Rob Coomber managed to land his dream job as a wayfinder at Applied immediately after graduating, and he’s stayed there ever since. Rather than showing breadth in terms of graphic style or different kinds of design problem, Rob’s presentation demonstrated the breadth of experiences and scales that a wayfinding designer can enjoy. He’s pounded the rainy streets of the West End for the Legible London project, and sweltered in the heat of Dubai in the summer. In all instances, he’s looking at genuine user-focussed scenarios to identify and solve pinch points for tourists and locals alike. Rob is also an exemplar of the kind of calm, methodical, slightly droll approach that is often needed for success in this field.

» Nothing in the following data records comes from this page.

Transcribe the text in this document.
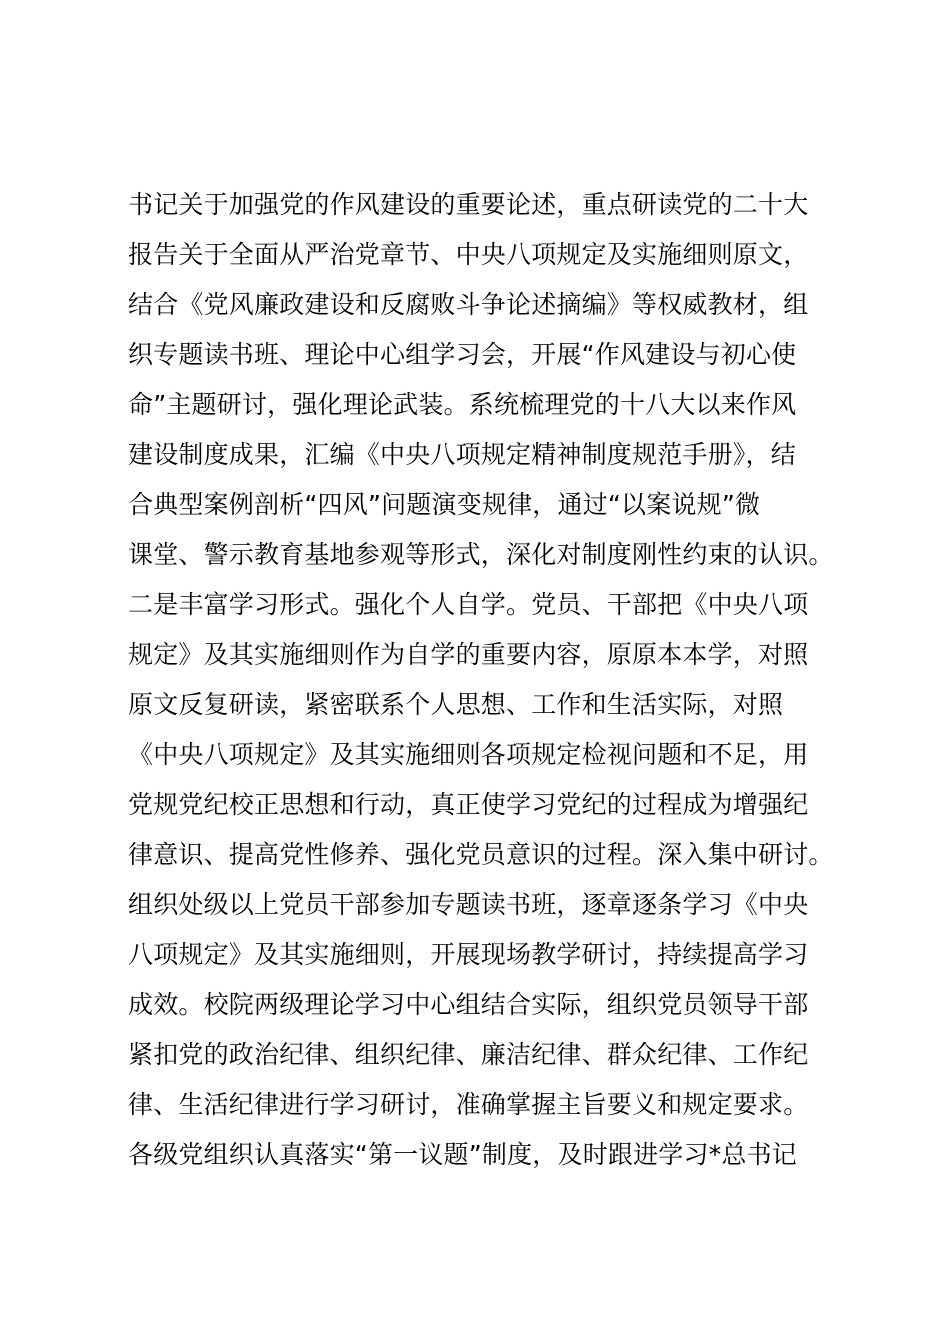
书记关于加强党的作风建设的重要论述，重点研读党的二十大
报告关于全面从严治党章节、中央八项规定及实施细则原文，
结合《党风廉政建设和反腐败斗争论述摘编》等权威教材，组
织专题读书班、理论中心组学习会，开展“作风建设与初心使
命”主题研讨，强化理论武装。系统梳理党的十八大以来作风
建设制度成果，汇编《中央八项规定精神制度规范手册》，结
合典型案例剖析“四风”问题演变规律，通过“以案说规”微
课堂、警示教育基地参观等形式，深化对制度刚性约束的认识。
二是丰富学习形式。强化个人自学。党员、干部把《中央八项
规定》及其实施细则作为自学的重要内容，原原本本学，对照
原文反复研读，紧密联系个人思想、工作和生活实际，对照
《中央八项规定》及其实施细则各项规定检视问题和不足，用
党规党纪校正思想和行动，真正使学习党纪的过程成为增强纪
律意识、提高党性修养、强化党员意识的过程。深入集中研讨。
组织处级以上党员干部参加专题读书班，逐章逐条学习《中央
八项规定》及其实施细则，开展现场教学研讨，持续提高学习
成效。校院两级理论学习中心组结合实际，组织党员领导干部
紧扣党的政治纪律、组织纪律、廉洁纪律、群众纪律、工作纪
律、生活纪律进行学习研讨，准确掌握主旨要义和规定要求。
各级党组织认真落实“第一议题”制度，及时跟进学习*总书记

Rebecca Kirby works in house as a senior designer for Scott Brownrigg, a large firm of architects. She painted a vivid picture of the kind of challenges that exist in convincing colleagues in a large organisation of the value of good design. By building great relationships and sticking to her guns on typographic detailing, she’s been able to ramp up the value that the firm places on graphic design. Taking on external commissions gives her the variety to counteract the brand consistency that flows through her standard project work (mainly proposals) and reaching out into environmental graphics has helped strengthen a connection with the studio’s architects.
Our final speaker, Tom Derrett , co-founder of daughter.is, stunned the group with a practical demonstration of the notion that a leader is defined by whether or not anyone actually follows them. He tore around the department with students in train, captivating the group with a real heart-on-sleeve tale of what it means to run your own studio, and which sacrifices are actually worth it in the long run (short answer, not your integrity). Tom’s visceral way of presenting ideas is something we remembered from his student days and it was a brilliant lesson in how to command an audience, without hiding behind a PowerPoint. Our course has a real focus on presentation skills these days, but Tom brought something that can’t really be taught. It just needs to be experienced.
Although we happen to be graphic communicators, we are, first and foremost, just communicators. Hearing this group of designers discuss how they found their feet in the industry was inspiring as much for the stories they told as for the work they shared.